Now, Victoria's Secret, along with its sportier Pink brand, is on the mend, thanks to marketing changes (its angels fashion show is finally over) and structural adjustments. In one sense, the banner paid dearly for its many store closures: The company said in its release that the net closure of 233 company-operated stores since the first quarter of 2019 contributed to Victoria's Secret's two-year sales decline. The brand is making up some ground online, with those sales up 69% year over year and 44% since 2019 to $521 million.
But selling less merchandise in recent quarters hasn't hurt Victoria's Secret.

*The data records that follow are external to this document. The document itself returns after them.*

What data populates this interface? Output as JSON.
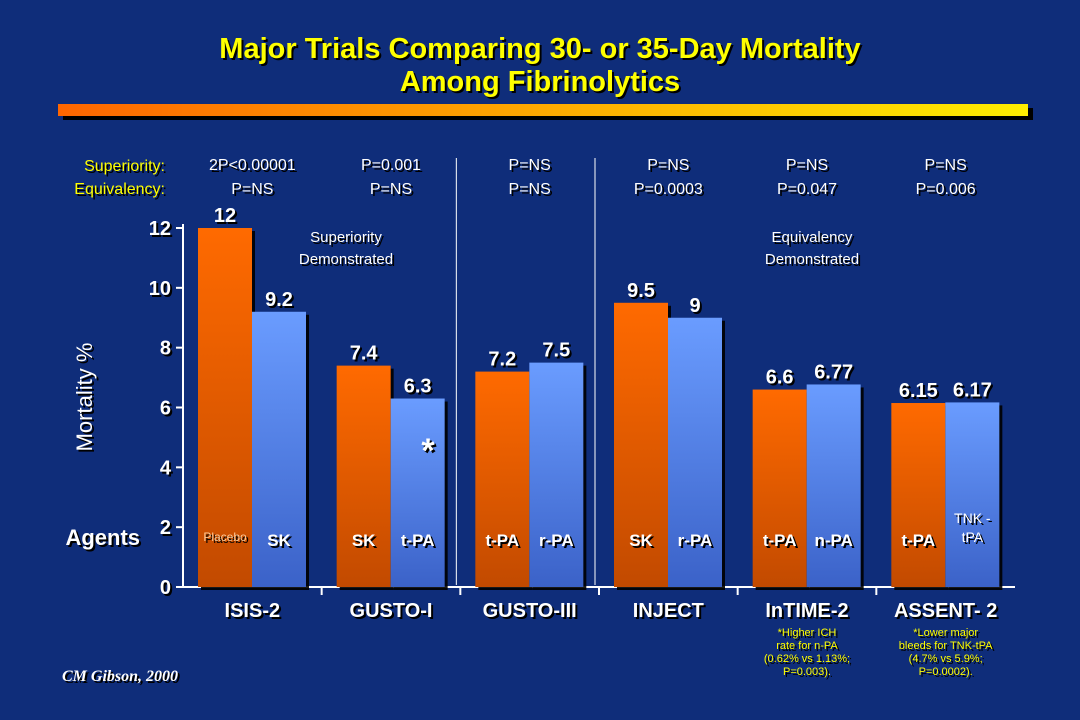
{
  "title_line1": "Major Trials Comparing 30- or 35-Day Mortality",
  "title_line2": "Among Fibrinolytics",
  "credit": "CM Gibson, 2000",
  "colors": {
    "background": "#0f2d7a",
    "title": "#ffff00",
    "agent1": "#ff6600",
    "agent2": "#6699ff",
    "accent_bar": "#ffcc00"
  },
  "chart_data": {
    "type": "bar",
    "ylabel": "Mortality %",
    "ylim": [
      0,
      12
    ],
    "yticks": [
      "0",
      "2",
      "4",
      "6",
      "8",
      "10",
      "12"
    ],
    "grid": false,
    "row_labels": {
      "superiority": "Superiority:",
      "equivalency": "Equivalency:",
      "agents": "Agents"
    },
    "groups": [
      {
        "trial": "ISIS-2",
        "superiority_p": "2P<0.00001",
        "equivalency_p": "P=NS",
        "bars": [
          {
            "agent": "Placebo",
            "value": 12,
            "label": "12"
          },
          {
            "agent": "SK",
            "value": 9.2,
            "label": "9.2"
          }
        ]
      },
      {
        "trial": "GUSTO-I",
        "superiority_p": "P=0.001",
        "equivalency_p": "P=NS",
        "bars": [
          {
            "agent": "SK",
            "value": 7.4,
            "label": "7.4"
          },
          {
            "agent": "t-PA",
            "value": 6.3,
            "label": "6.3"
          }
        ]
      },
      {
        "trial": "GUSTO-III",
        "superiority_p": "P=NS",
        "equivalency_p": "P=NS",
        "bars": [
          {
            "agent": "t-PA",
            "value": 7.2,
            "label": "7.2"
          },
          {
            "agent": "r-PA",
            "value": 7.5,
            "label": "7.5"
          }
        ]
      },
      {
        "trial": "INJECT",
        "superiority_p": "P=NS",
        "equivalency_p": "P=0.0003",
        "bars": [
          {
            "agent": "SK",
            "value": 9.5,
            "label": "9.5"
          },
          {
            "agent": "r-PA",
            "value": 9,
            "label": "9"
          }
        ]
      },
      {
        "trial": "InTIME-2",
        "superiority_p": "P=NS",
        "equivalency_p": "P=0.047",
        "bars": [
          {
            "agent": "t-PA",
            "value": 6.6,
            "label": "6.6"
          },
          {
            "agent": "n-PA",
            "value": 6.77,
            "label": "6.77"
          }
        ],
        "footnote": [
          "*Higher ICH",
          "rate for n-PA",
          "(0.62% vs 1.13%;",
          "P=0.003)."
        ]
      },
      {
        "trial": "ASSENT- 2",
        "superiority_p": "P=NS",
        "equivalency_p": "P=0.006",
        "bars": [
          {
            "agent": "t-PA",
            "value": 6.15,
            "label": "6.15"
          },
          {
            "agent": "TNK - tPA",
            "value": 6.17,
            "label": "6.17"
          }
        ],
        "footnote": [
          "*Lower major",
          "bleeds for TNK-tPA",
          "(4.7% vs 5.9%;",
          "P=0.0002)."
        ]
      }
    ],
    "annotations": {
      "superiority": [
        "Superiority",
        "Demonstrated"
      ],
      "equivalency": [
        "Equivalency",
        "Demonstrated"
      ],
      "asterisk": "*"
    }
  }
}
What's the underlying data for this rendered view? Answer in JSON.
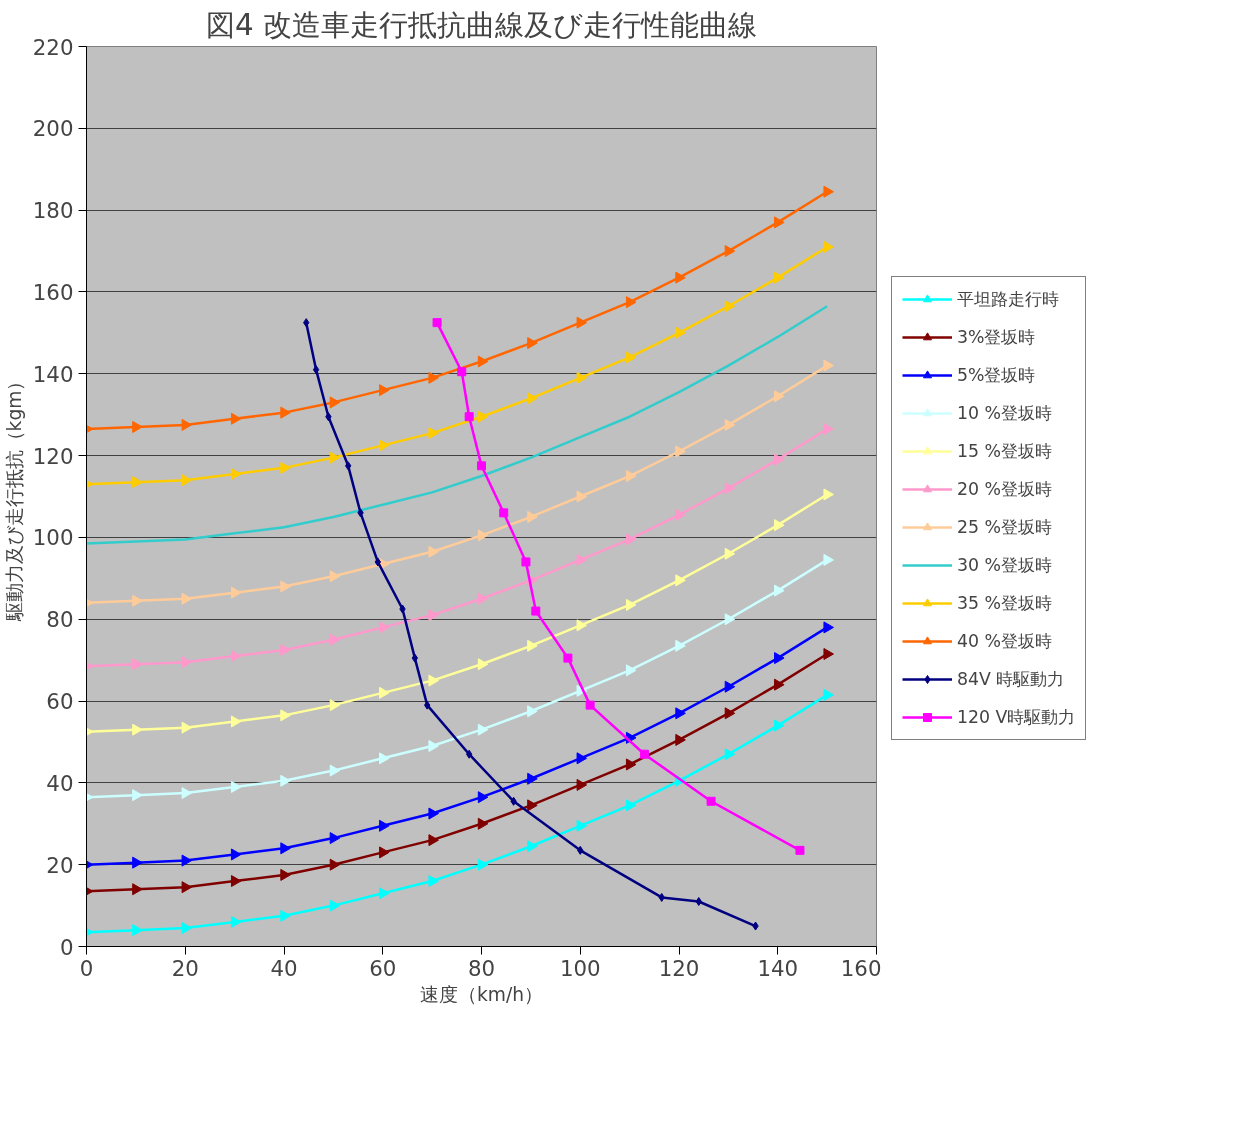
{
  "chart_data": {
    "type": "line",
    "title": "図4 改造車走行抵抗曲線及び走行性能曲線",
    "xlabel": "速度（km/h）",
    "ylabel": "駆動力及び走行抵抗（kgm）",
    "x": [
      0,
      10,
      20,
      30,
      40,
      50,
      60,
      70,
      80,
      90,
      100,
      110,
      120,
      130,
      140,
      150
    ],
    "xlim": [
      0,
      160
    ],
    "xticks": [
      0,
      20,
      40,
      60,
      80,
      100,
      120,
      140,
      160
    ],
    "ylim": [
      0,
      220
    ],
    "yticks": [
      0,
      20,
      40,
      60,
      80,
      100,
      120,
      140,
      160,
      180,
      200,
      220
    ],
    "grid": "y",
    "legend": "right",
    "series": [
      {
        "name": "平坦路走行時",
        "color": "#00ffff",
        "marker": "triangle",
        "values": [
          3.5,
          4,
          4.5,
          6,
          7.5,
          10,
          13,
          16,
          20,
          24.5,
          29.5,
          34.5,
          40.5,
          47,
          54,
          61.5
        ]
      },
      {
        "name": "3%登坂時",
        "color": "#800000",
        "marker": "triangle",
        "values": [
          13.5,
          14,
          14.5,
          16,
          17.5,
          20,
          23,
          26,
          30,
          34.5,
          39.5,
          44.5,
          50.5,
          57,
          64,
          71.5
        ]
      },
      {
        "name": "5%登坂時",
        "color": "#0000ff",
        "marker": "triangle",
        "values": [
          20,
          20.5,
          21,
          22.5,
          24,
          26.5,
          29.5,
          32.5,
          36.5,
          41,
          46,
          51,
          57,
          63.5,
          70.5,
          78
        ]
      },
      {
        "name": "10 %登坂時",
        "color": "#ccffff",
        "marker": "triangle",
        "values": [
          36.5,
          37,
          37.5,
          39,
          40.5,
          43,
          46,
          49,
          53,
          57.5,
          62.5,
          67.5,
          73.5,
          80,
          87,
          94.5
        ]
      },
      {
        "name": "15 %登坂時",
        "color": "#ffff99",
        "marker": "triangle",
        "values": [
          52.5,
          53,
          53.5,
          55,
          56.5,
          59,
          62,
          65,
          69,
          73.5,
          78.5,
          83.5,
          89.5,
          96,
          103,
          110.5
        ]
      },
      {
        "name": "20 %登坂時",
        "color": "#ff99cc",
        "marker": "triangle",
        "values": [
          68.5,
          69,
          69.5,
          71,
          72.5,
          75,
          78,
          81,
          85,
          89.5,
          94.5,
          99.5,
          105.5,
          112,
          119,
          126.5
        ]
      },
      {
        "name": "25 %登坂時",
        "color": "#ffcc99",
        "marker": "triangle",
        "values": [
          84,
          84.5,
          85,
          86.5,
          88,
          90.5,
          93.5,
          96.5,
          100.5,
          105,
          110,
          115,
          121,
          127.5,
          134.5,
          142
        ]
      },
      {
        "name": "30 %登坂時",
        "color": "#33cccc",
        "marker": "none",
        "values": [
          98.5,
          99,
          99.5,
          101,
          102.5,
          105,
          108,
          111,
          115,
          119.5,
          124.5,
          129.5,
          135.5,
          142,
          149,
          156.5
        ]
      },
      {
        "name": "35 %登坂時",
        "color": "#ffcc00",
        "marker": "triangle",
        "values": [
          113,
          113.5,
          114,
          115.5,
          117,
          119.5,
          122.5,
          125.5,
          129.5,
          134,
          139,
          144,
          150,
          156.5,
          163.5,
          171
        ]
      },
      {
        "name": "40 %登坂時",
        "color": "#ff6600",
        "marker": "triangle",
        "values": [
          126.5,
          127,
          127.5,
          129,
          130.5,
          133,
          136,
          139,
          143,
          147.5,
          152.5,
          157.5,
          163.5,
          170,
          177,
          184.5
        ]
      },
      {
        "name": "84V 時駆動力",
        "color": "#000080",
        "marker": "diamond",
        "x": [
          44.5,
          46.5,
          49,
          53,
          55.5,
          59,
          64,
          66.5,
          69,
          77.5,
          86.5,
          100,
          116.5,
          124,
          135.5
        ],
        "values": [
          152.5,
          141,
          129.5,
          117.5,
          106,
          94,
          82.5,
          70.5,
          59,
          47,
          35.5,
          23.5,
          12,
          11,
          5
        ]
      },
      {
        "name": "120 V時駆動力",
        "color": "#ff00ff",
        "marker": "square",
        "x": [
          71,
          76,
          77.5,
          80,
          84.5,
          89,
          91,
          97.5,
          102,
          113,
          126.5,
          144.5
        ],
        "values": [
          152.5,
          140.5,
          129.5,
          117.5,
          106,
          94,
          82,
          70.5,
          59,
          47,
          35.5,
          23.5
        ]
      }
    ]
  }
}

In fact, as BMO Capital Markets Managing Director Simeon Siegel said in a Wednesday client note, the brand is "making more by selling less." Dollars per footfall in stores are up some 80%, according to the company's earnings presentation. And margins have ballooned thanks to fewer markdowns, Siegel noted, adding that, while sales were down from 2019, its EBIT dollars expanded by a factor of about 7.5 in the same period. The brand's gross margin rate expanded by 1,100 basis points vs. 2019, per the earnings presentation.
Much of the first quarter achievement at both brands would have been impossible without the U.S. government's pandemic relief. Noting the difficultly of quantifying the impact, L Brands in a conference call script nevertheless estimated that "sales were positively impacted by approximately $125 million ($50 million at Bath & Body Works and $75 million at Victoria's Secret), with a positive impact to operating income of approximately $80 million ($30 million at Bath & Body Works and $50 million at Victoria's Secret)."